Patty emailed me on the Winter Solstice two months before Dear Sir was due to arrive in my arms.
From: Patty Kraemer
To: Jaqueline Almdale
Sent: Tues 12/21/2010
Subject: Checking in...
And since you and I are now the best experts around on true love....I had to tell you this story. Steve came home from work last night with a big bouquet of flowers in his hands for me. He always finds those stargazer lilies whose fragrance I adore.
He told me that a young student from work, Andrew, had talked to him that day. Andrew told Steve about how he was about to propose to his love this Christmas, and Steve described how Andrew pulled out a few rather ill-suited little bands to display.
He asked Steve if he thought the young lady would actually say yes, seeing his meager offering of betrothal. Steve just said, "I got you covered, man."
He remembered that there was a sweet three diamond ring that he'd gotten Monika the Christmas before she died, when she was on chemo. She didn't really ever wear the ring. And none of the daughters had claimed it.
Steve just offered that ring to his student so Andrew could make the sort of proposal he felt his sweetheart deserved. I was so moved by that I just cried with happiness. Steve is just the dang sweetest and most romantic man I ever laid eyes on. (Of course, I haven't met Les yet!). I can hardly wait to hear how Andrew's proposal goes. And so, true love keeps on coming and growing. And embracing us all.
Love Patty
From: Patty Kraemer
To: Jaqueline Almdale
Sent: Monday 01/17/11
Subject: Cool news...
You remember that I told you that Steve had given the ring to Andrew to propose to his girlfriend? Well, she accepted! She's thrilled. And guess what? The ring fit her PERFECTLY. True love rules!
They both love hiking and backpacking, so he took her on a hike near Leavenworth and had the ring and box in the snow for her to discover.
They came by today to show Steve and thank him again. That was truly my Christmas gift this year. I hope you and Les and all the kids had a good holiday. February is just around the corner!
Love Patty
Post Script:
Patty is ordained and will be officiating at our wedding. Steve will walk me up the path and stand with me as a part of the community that supports me as I choose to come forward and marry Les. And the circle of love grows, an unbroken circle within a circle that spirals out across the world....

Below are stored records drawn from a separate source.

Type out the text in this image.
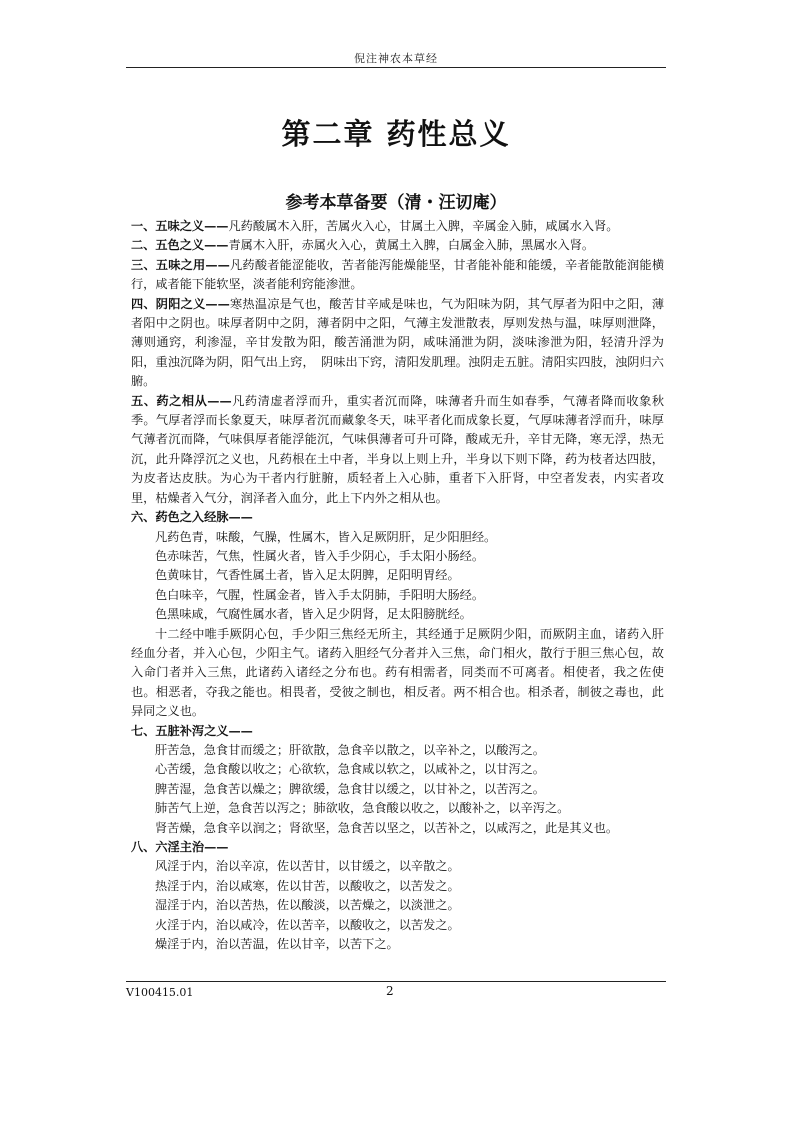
倪注神农本草经
第二章 药性总义
参考本草备要（清・汪讱庵）

一、五味之义——凡药酸属木入肝，苦属火入心，甘属土入脾，辛属金入肺，咸属水入肾。

二、五色之义——青属木入肝，赤属火入心，黄属土入脾，白属金入肺，黑属水入肾。

三、五味之用——凡药酸者能涩能收，苦者能泻能燥能坚，甘者能补能和能缓，辛者能散能润能横行，咸者能下能软坚，淡者能利窍能渗泄。

四、阴阳之义——寒热温凉是气也，酸苦甘辛咸是味也，气为阳味为阴，其气厚者为阳中之阳，薄者阳中之阴也。味厚者阴中之阴，薄者阴中之阳，气薄主发泄散表，厚则发热与温，味厚则泄降，薄则通窍，利渗湿，辛甘发散为阳，酸苦涌泄为阴，咸味涌泄为阴，淡味渗泄为阳，轻清升浮为阳，重浊沉降为阴，阳气出上窍，　阴味出下窍，清阳发肌理。浊阴走五脏。清阳实四肢，浊阴归六腑。

五、药之相从——凡药清虚者浮而升，重实者沉而降，味薄者升而生如春季，气薄者降而收象秋季。气厚者浮而长象夏天，味厚者沉而藏象冬天，味平者化而成象长夏，气厚味薄者浮而升，味厚气薄者沉而降，气味俱厚者能浮能沉，气味俱薄者可升可降，酸咸无升，辛甘无降，寒无浮，热无沉，此升降浮沉之义也，凡药根在土中者，半身以上则上升，半身以下则下降，药为枝者达四肢，为皮者达皮肤。为心为干者内行脏腑，质轻者上入心肺，重者下入肝肾，中空者发表，内实者攻里，枯燥者入气分，润泽者入血分，此上下内外之相从也。

六、药色之入经脉——

凡药色青，味酸，气臊，性属木，皆入足厥阴肝，足少阳胆经。

色赤味苦，气焦，性属火者，皆入手少阴心，手太阳小肠经。

色黄味甘，气香性属土者，皆入足太阴脾，足阳明胃经。

色白味辛，气腥，性属金者，皆入手太阴肺，手阳明大肠经。

色黑味咸，气腐性属水者，皆入足少阴肾，足太阳膀胱经。

十二经中唯手厥阴心包，手少阳三焦经无所主，其经通于足厥阴少阳，而厥阴主血，诸药入肝经血分者，并入心包，少阳主气。诸药入胆经气分者并入三焦，命门相火，散行于胆三焦心包，故入命门者并入三焦，此诸药入诸经之分布也。药有相需者，同类而不可离者。相使者，我之佐使也。相恶者，夺我之能也。相畏者，受彼之制也，相反者。两不相合也。相杀者，制彼之毒也，此异同之义也。

七、五脏补泻之义——

肝苦急，急食甘而缓之；肝欲散，急食辛以散之，以辛补之，以酸泻之。

心苦缓，急食酸以收之；心欲软，急食咸以软之，以咸补之，以甘泻之。

脾苦湿，急食苦以燥之；脾欲缓，急食甘以缓之，以甘补之，以苦泻之。

肺苦气上逆，急食苦以泻之；肺欲收，急食酸以收之，以酸补之，以辛泻之。

肾苦燥，急食辛以润之；肾欲坚，急食苦以坚之，以苦补之，以咸泻之，此是其义也。

八、六淫主治——

风淫于内，治以辛凉，佐以苦甘，以甘缓之，以辛散之。

热淫于内，治以咸寒，佐以甘苦，以酸收之，以苦发之。

湿淫于内，治以苦热，佐以酸淡，以苦燥之，以淡泄之。

火淫于内，治以咸冷，佐以苦辛，以酸收之，以苦发之。

燥淫于内，治以苦温，佐以甘辛，以苦下之。

V100415.01	2
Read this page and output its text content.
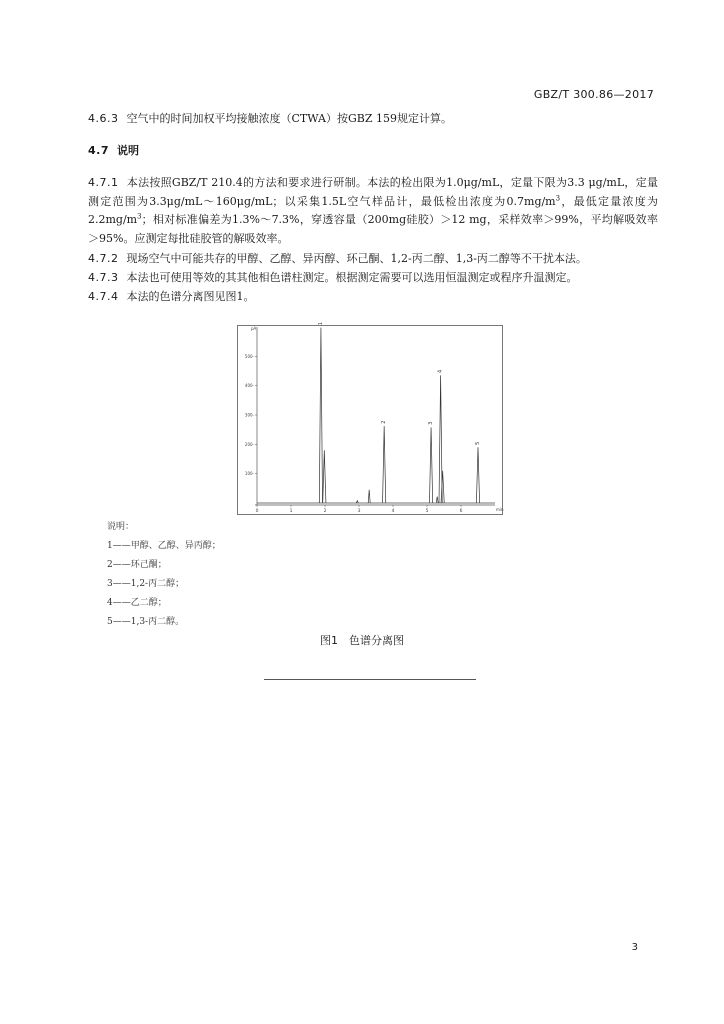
GBZ/T 300.86—2017

4.6.3 空气中的时间加权平均接触浓度（CTWA）按GBZ 159规定计算。

4.7 说明

4.7.1 本法按照GBZ/T 210.4的方法和要求进行研制。本法的检出限为1.0μg/mL，定量下限为3.3 μg/mL，定量测定范围为3.3μg/mL～160μg/mL；以采集1.5L空气样品计，最低检出浓度为$0.7mg/m^3$，最低定量浓度为$2.2mg/m^3$；相对标准偏差为1.3%～7.3%，穿透容量（200mg硅胶）＞12 mg，采样效率＞99%，平均解吸效率＞95%。应测定每批硅胶管的解吸效率。

4.7.2 现场空气中可能共存的甲醇、乙醇、异丙醇、环己酮、1,2-丙二醇、1,3-丙二醇等不干扰本法。

4.7.3 本法也可使用等效的其其他相色谱柱测定。根据测定需要可以选用恒温测定或程序升温测定。

4.7.4 本法的色谱分离图见图1。

pA
min
100-
200-
300-
400-
500-
0	1	2	3	4	5	6
1
2	3
4
5
说明：
1——甲醇、乙醇、异丙醇；
2——环己酮；
3——1,2-丙二醇；
4——乙二醇；
5——1,3-丙二醇。
图1　色谱分离图
3
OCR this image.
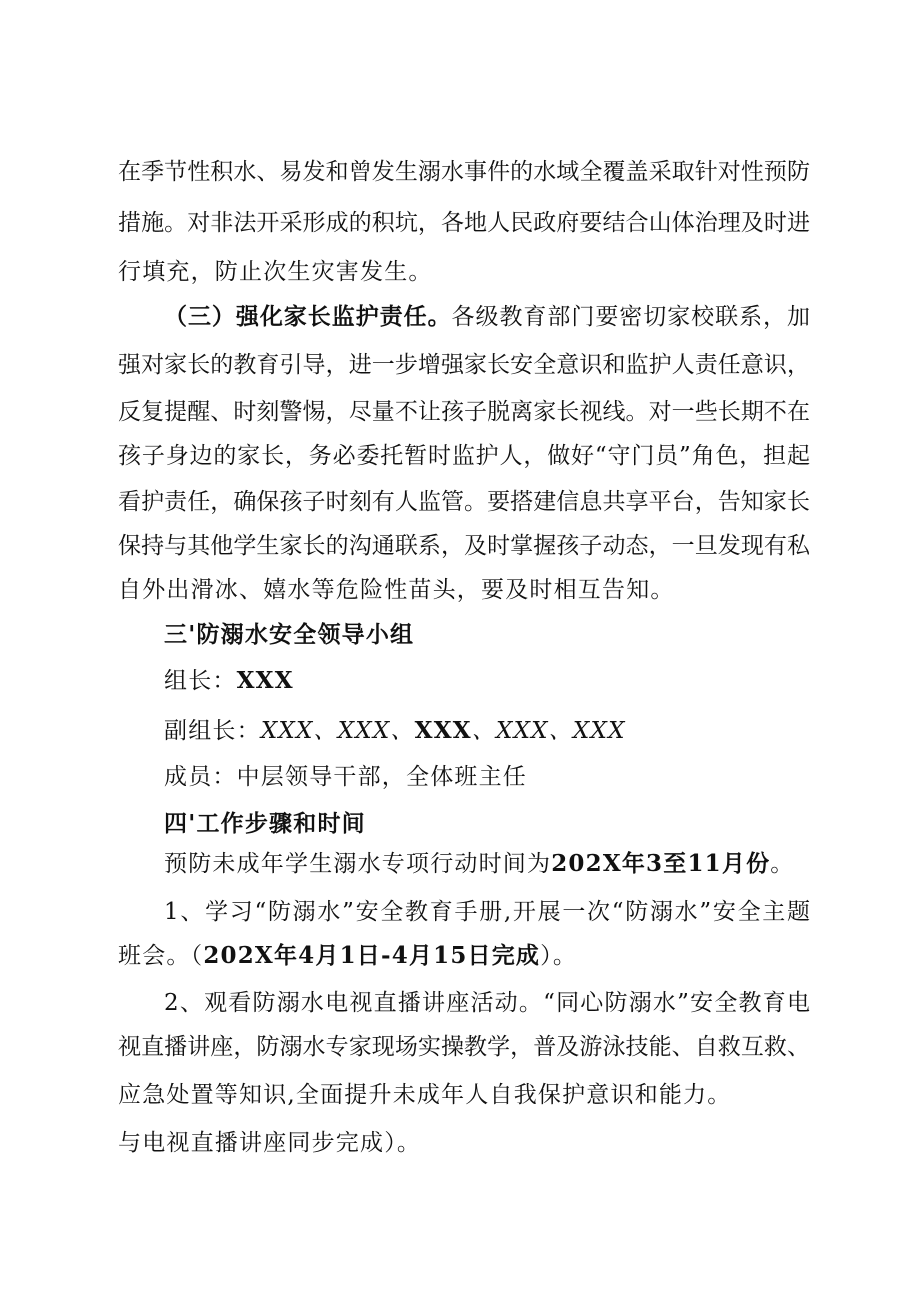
在季节性积水、易发和曾发生溺水事件的水域全覆盖采取针对性预防
措施。对非法开采形成的积坑，各地人民政府要结合山体治理及时进
行填充，防止次生灾害发生。
（三）强化家长监护责任。各级教育部门要密切家校联系，加
强对家长的教育引导，进一步增强家长安全意识和监护人责任意识，
反复提醒、时刻警惕，尽量不让孩子脱离家长视线。对一些长期不在
孩子身边的家长，务必委托暂时监护人，做好“守门员”角色，担起
看护责任，确保孩子时刻有人监管。要搭建信息共享平台，告知家长
保持与其他学生家长的沟通联系，及时掌握孩子动态，一旦发现有私
自外出滑冰、嬉水等危险性苗头，要及时相互告知。
三'防溺水安全领导小组
组长：XXX
副组长：XXX、XXX、XXX、XXX、XXX
成员：中层领导干部，全体班主任
四'工作步骤和时间
预防未成年学生溺水专项行动时间为202X年3至11月份。
1、学习“防溺水”安全教育手册,开展一次“防溺水”安全主题
班会。（202X年4月1日-4月15日完成）。
2、观看防溺水电视直播讲座活动。“同心防溺水”安全教育电
视直播讲座，防溺水专家现场实操教学，普及游泳技能、自救互救、
应急处置等知识,全面提升未成年人自我保护意识和能力。
与电视直播讲座同步完成）。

Patty & Steve: A kiss to build a dream on |
Wow Jaq, that is SO sweet! I am SO delighted for you I briefly reevaluated my position on romance! Came back to the same position but I evaluated nevertheless . . .
ReplyDeleteThe cancer component is chillingly familiar though. What the medical community did to Val came back in living color, and STILL makes me cry. It is not an easy thing, escorting a loved one to the veil, particularly when there are children here who make it difficult for them to travel in that direction. I guess I am grateful though that the medical community gave me a direction in which to direct and exercise my anger. To this day I cannot comprehend the reason for sending a clearly terminal patient for a mammogram.
XXOO
O
Thanks Little Woman! I am delighted you reconsidered your position on love and romance--even if only for a moment; sometimes that is all it takes!
ReplyDelete(I have no doubt if the right man for you became available you too would follow love's lead. It would be the sensible thing to do and you are nothing if not imminently sensible.)
After all I was the MOST unlikely candidate most of us know to do such a thing. I still have friends reeling at the idea I am willing to give up a single book--much less nearly my entire library to live on a boat with a man!! :)
What you did for Val and her daughter Shelby was a heroic act of love and friendship. Everyone deserves a good death--especially if their life has been hard. Val could go knowing her child was in good hands--the same hands that cared for her until her last breath. I am blessed to call you my heart sister and my friend.